Una serata come tante ad Amburgo.
Quattro ragazzi in casa da soli, la musica che fa tremare le fondamenta, i popcorn e le patatine sparsi anche sul pavimento e sul tavolo bottiglie vuote di alcolici vari.
A voler essere precisi non era affatto una serata come tante.
Era l’ultima sera dei gemelli Kaulitz ad Amburgo, l’ultima sera in cui avrebbero condiviso l’appartamento con Gustav e Georg. Avevano deciso così, avevano deciso di trasferirsi a Los Angeles, un po’ per i paparazzi, un po’ per vezzo.
Bill si stava scatenando con la Wii, giocando a Just Dance insieme a Georg, mentre Gustav assisteva ridendo e Tom osservava dal balcone, fumando una sigaretta.
Erano ubriachi persi e ne erano pienamente coscienti. Ma andava bene così, era giusto che fosse così in quella situazione tanto eccitante quanto terrificante.
Tom aspirava lunghe boccate di fumo, che lasciava andare poi lentamente, mentre i pensieri affollavano la sua testa.
Avrebbero lasciato la loro Germania, sarebbero stati lontani dalla famiglia, dagli amici.
Da quegli amici, soprattutto, con cui da anni condividevano casa, albergo, tourbus e palcoscenico, e questa era la peggiore delle cose per Tom.
Lasciare così i suoi due migliori amici, lasciare così Georg soprattutto.
Perché gli veniva in mente solo Georg? Ok, era il suo migliore amico, era quello che sapeva tutto di lui, era quello con cui poteva essere davvero sé stesso. E ora lo stava per abbandonare. Inspirò l’ultima boccata prima di gettare il mozzicone.
Non era l’idea di abbandonarlo che lo spaventava. Era l’idea di abbandonarlo insieme a quella ragazza che gli faceva gli occhi dolci da qualche tempo.
O meglio, la ragazza con cui andava a letto da qualche tempo.
Espirò il fumo con forza.
Gli dava fastidio. Un fastidio che era paragonabile solo alla gelosia, ma Tom non avrebbe mai ammesso di essere geloso di Georg.
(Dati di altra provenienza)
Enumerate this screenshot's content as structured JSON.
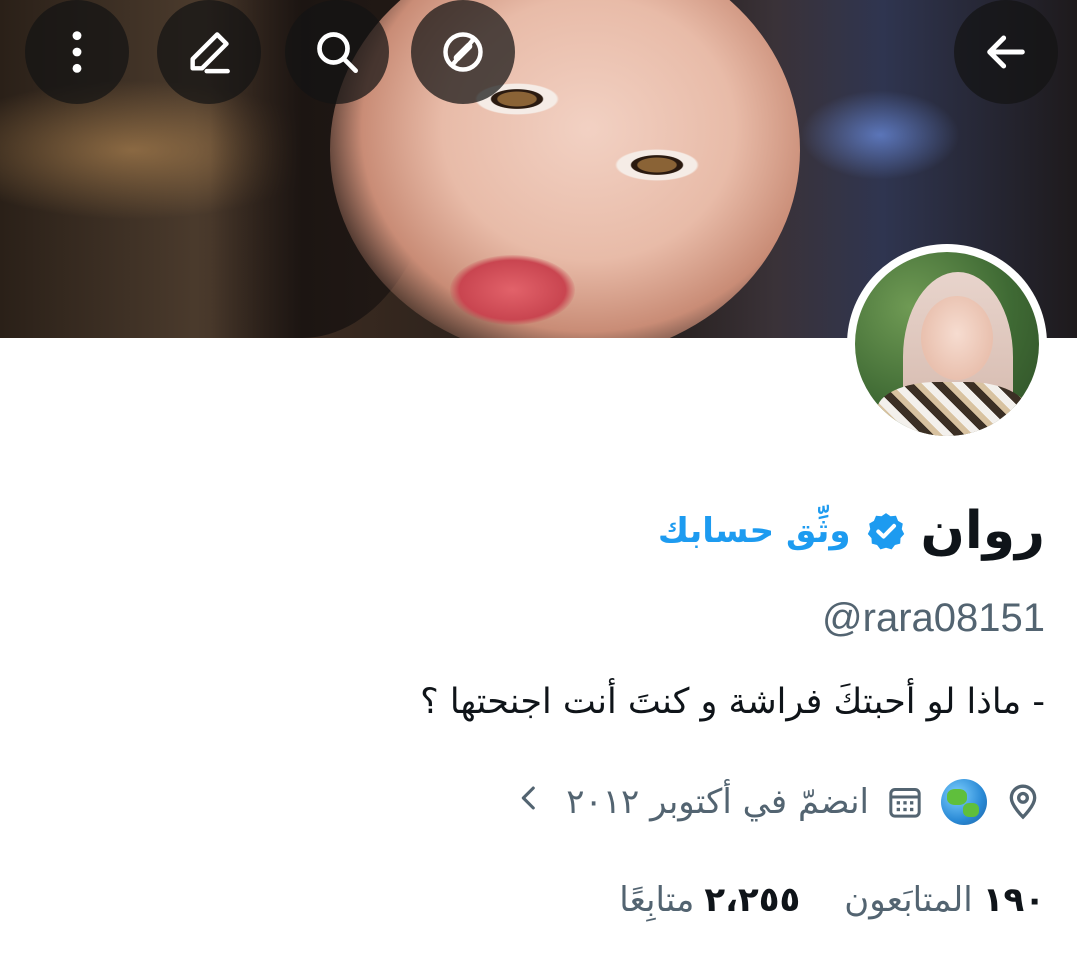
{
  "header": {
    "back_icon": "arrow-left-icon",
    "actions": [
      {
        "icon": "more-vertical-icon"
      },
      {
        "icon": "edit-icon"
      },
      {
        "icon": "search-icon"
      },
      {
        "icon": "compass-icon"
      }
    ]
  },
  "profile": {
    "display_name": "روان",
    "verify_link": "وثِّق حسابك",
    "handle": "@rara08151",
    "bio": "- ماذا لو أحبتكَ فراشة و كنتَ أنت اجنحتها ؟",
    "location_icon": "globe-icon",
    "joined": "انضمّ في أكتوبر ٢٠١٢",
    "following_count": "٢،٢٥٥",
    "following_label": "متابِعًا",
    "followers_count": "١٩٠",
    "followers_label": "المتابَعون"
  },
  "colors": {
    "accent": "#1d9bf0",
    "text_primary": "#0f1419",
    "text_secondary": "#536471"
  }
}
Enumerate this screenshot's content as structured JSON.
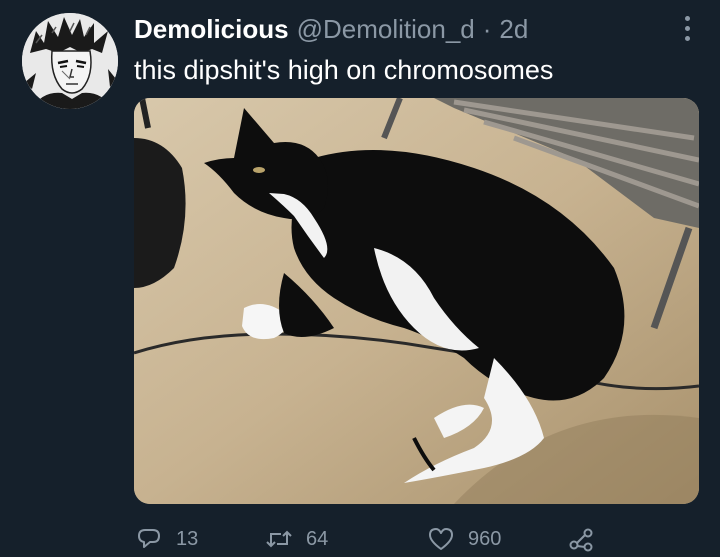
{
  "tweet": {
    "author_name": "Demolicious",
    "handle": "@Demolition_d",
    "separator": "·",
    "time": "2d",
    "text": "this dipshit's high on chromosomes"
  },
  "actions": {
    "reply_count": "13",
    "retweet_count": "64",
    "like_count": "960"
  },
  "icons": {
    "reply": "reply-icon",
    "retweet": "retweet-icon",
    "like": "heart-icon",
    "share": "share-icon",
    "more": "more-options-icon"
  },
  "colors": {
    "background": "#15202b",
    "primary_text": "#ffffff",
    "secondary_text": "#8b98a5"
  }
}
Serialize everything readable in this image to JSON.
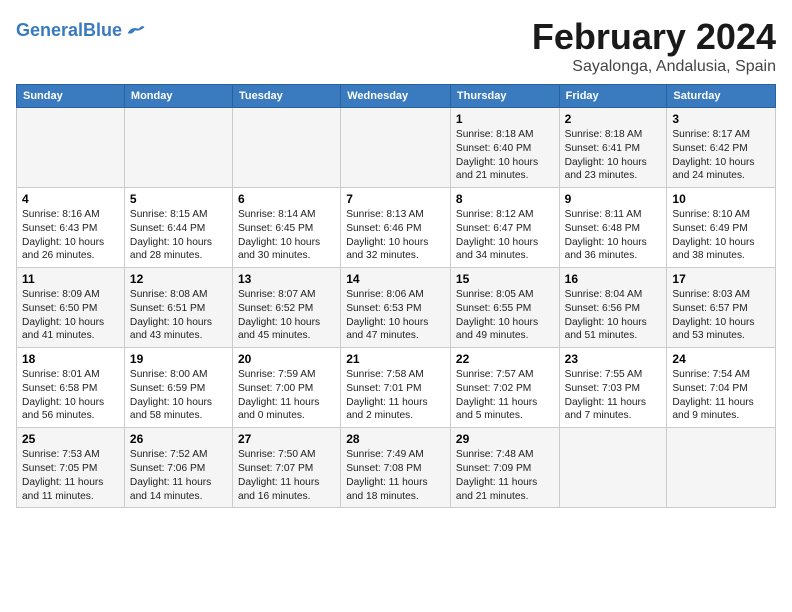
{
  "app": {
    "name": "GeneralBlue",
    "logo_text_1": "General",
    "logo_text_2": "Blue"
  },
  "calendar": {
    "month": "February 2024",
    "location": "Sayalonga, Andalusia, Spain",
    "headers": [
      "Sunday",
      "Monday",
      "Tuesday",
      "Wednesday",
      "Thursday",
      "Friday",
      "Saturday"
    ],
    "weeks": [
      [
        {
          "day": "",
          "details": ""
        },
        {
          "day": "",
          "details": ""
        },
        {
          "day": "",
          "details": ""
        },
        {
          "day": "",
          "details": ""
        },
        {
          "day": "1",
          "details": "Sunrise: 8:18 AM\nSunset: 6:40 PM\nDaylight: 10 hours\nand 21 minutes."
        },
        {
          "day": "2",
          "details": "Sunrise: 8:18 AM\nSunset: 6:41 PM\nDaylight: 10 hours\nand 23 minutes."
        },
        {
          "day": "3",
          "details": "Sunrise: 8:17 AM\nSunset: 6:42 PM\nDaylight: 10 hours\nand 24 minutes."
        }
      ],
      [
        {
          "day": "4",
          "details": "Sunrise: 8:16 AM\nSunset: 6:43 PM\nDaylight: 10 hours\nand 26 minutes."
        },
        {
          "day": "5",
          "details": "Sunrise: 8:15 AM\nSunset: 6:44 PM\nDaylight: 10 hours\nand 28 minutes."
        },
        {
          "day": "6",
          "details": "Sunrise: 8:14 AM\nSunset: 6:45 PM\nDaylight: 10 hours\nand 30 minutes."
        },
        {
          "day": "7",
          "details": "Sunrise: 8:13 AM\nSunset: 6:46 PM\nDaylight: 10 hours\nand 32 minutes."
        },
        {
          "day": "8",
          "details": "Sunrise: 8:12 AM\nSunset: 6:47 PM\nDaylight: 10 hours\nand 34 minutes."
        },
        {
          "day": "9",
          "details": "Sunrise: 8:11 AM\nSunset: 6:48 PM\nDaylight: 10 hours\nand 36 minutes."
        },
        {
          "day": "10",
          "details": "Sunrise: 8:10 AM\nSunset: 6:49 PM\nDaylight: 10 hours\nand 38 minutes."
        }
      ],
      [
        {
          "day": "11",
          "details": "Sunrise: 8:09 AM\nSunset: 6:50 PM\nDaylight: 10 hours\nand 41 minutes."
        },
        {
          "day": "12",
          "details": "Sunrise: 8:08 AM\nSunset: 6:51 PM\nDaylight: 10 hours\nand 43 minutes."
        },
        {
          "day": "13",
          "details": "Sunrise: 8:07 AM\nSunset: 6:52 PM\nDaylight: 10 hours\nand 45 minutes."
        },
        {
          "day": "14",
          "details": "Sunrise: 8:06 AM\nSunset: 6:53 PM\nDaylight: 10 hours\nand 47 minutes."
        },
        {
          "day": "15",
          "details": "Sunrise: 8:05 AM\nSunset: 6:55 PM\nDaylight: 10 hours\nand 49 minutes."
        },
        {
          "day": "16",
          "details": "Sunrise: 8:04 AM\nSunset: 6:56 PM\nDaylight: 10 hours\nand 51 minutes."
        },
        {
          "day": "17",
          "details": "Sunrise: 8:03 AM\nSunset: 6:57 PM\nDaylight: 10 hours\nand 53 minutes."
        }
      ],
      [
        {
          "day": "18",
          "details": "Sunrise: 8:01 AM\nSunset: 6:58 PM\nDaylight: 10 hours\nand 56 minutes."
        },
        {
          "day": "19",
          "details": "Sunrise: 8:00 AM\nSunset: 6:59 PM\nDaylight: 10 hours\nand 58 minutes."
        },
        {
          "day": "20",
          "details": "Sunrise: 7:59 AM\nSunset: 7:00 PM\nDaylight: 11 hours\nand 0 minutes."
        },
        {
          "day": "21",
          "details": "Sunrise: 7:58 AM\nSunset: 7:01 PM\nDaylight: 11 hours\nand 2 minutes."
        },
        {
          "day": "22",
          "details": "Sunrise: 7:57 AM\nSunset: 7:02 PM\nDaylight: 11 hours\nand 5 minutes."
        },
        {
          "day": "23",
          "details": "Sunrise: 7:55 AM\nSunset: 7:03 PM\nDaylight: 11 hours\nand 7 minutes."
        },
        {
          "day": "24",
          "details": "Sunrise: 7:54 AM\nSunset: 7:04 PM\nDaylight: 11 hours\nand 9 minutes."
        }
      ],
      [
        {
          "day": "25",
          "details": "Sunrise: 7:53 AM\nSunset: 7:05 PM\nDaylight: 11 hours\nand 11 minutes."
        },
        {
          "day": "26",
          "details": "Sunrise: 7:52 AM\nSunset: 7:06 PM\nDaylight: 11 hours\nand 14 minutes."
        },
        {
          "day": "27",
          "details": "Sunrise: 7:50 AM\nSunset: 7:07 PM\nDaylight: 11 hours\nand 16 minutes."
        },
        {
          "day": "28",
          "details": "Sunrise: 7:49 AM\nSunset: 7:08 PM\nDaylight: 11 hours\nand 18 minutes."
        },
        {
          "day": "29",
          "details": "Sunrise: 7:48 AM\nSunset: 7:09 PM\nDaylight: 11 hours\nand 21 minutes."
        },
        {
          "day": "",
          "details": ""
        },
        {
          "day": "",
          "details": ""
        }
      ]
    ]
  }
}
“Suonerebbe così gay.” Si ripeteva ogni volta che quel pensiero si insinuava in testa.
Aspettò un po’ prima di rientrare, si stava così bene fuori. Osservava Bill e Georg dimenarsi all’interno. Bill faceva sembrare il ballo una cosa naturale, una cosa facile a tutti. Georg lo sorprese invece. Aveva un senso del ritmo particolarmente fine e riusciva a coordinare ogni singola fibra del suo corpo con la musica.
Ridevano come pazzi i due ballerini, a causa di alcuni movimenti di bacino decisamente imbarazzanti per loro, ma l’alcool li costringeva ad andare avanti, a ballare comunque. Tom rideva osservando i loro sederi muoversi a tempo.
Smise di ridere quando i suoi occhi si soffermarono su Georg. Sui suoi fianchi, sulla sua vita, sui suoi capelli … Dio, era incantato dal movimento dei suoi capelli.
 
Tom sdraiato nel letto rivedeva quella notte come se fosse successa il giorno prima.
Sentiva ancora il sapore di quella sigaretta appena spenta, sentiva ancora il profumo della pizza che avevano ordinato per cena, sentiva ancora la musica battere i bassi nel suoi stomaco. E sentiva ancora i suoi battiti accelerare alla vista del corpo del bassista e il suo respiro farsi più pesante e veloce. Si coprì il volto con le mani, cercando di allontanare tutti i pensieri relativi a quella serata. Cercando di dimenticare.
 
Bill vinse, come sempre. Ok, l’aveva lasciato vincere, come sempre. Sennò poi chi lo sopportava con tutte le sue menate della serie “Non ero in forma”, “Non mi piaceva la canzone”, “Hai barato” e così via. A Bill non piaceva perdere, ecco tutto.
E ora festeggiava saltellando in qua e in là per il salotto, colpendo di tanto in tanto Georg con il telecomando. Il quale rispondeva con qualche ceffone ben assestato al cantante, che nonostante tutto non demordeva.
Georg lanciò il telecomando a Gustav, raggiunse il tavolo e prese una bottiglia d’acqua, per poi bere senza preoccuparsi di usare un bicchiere.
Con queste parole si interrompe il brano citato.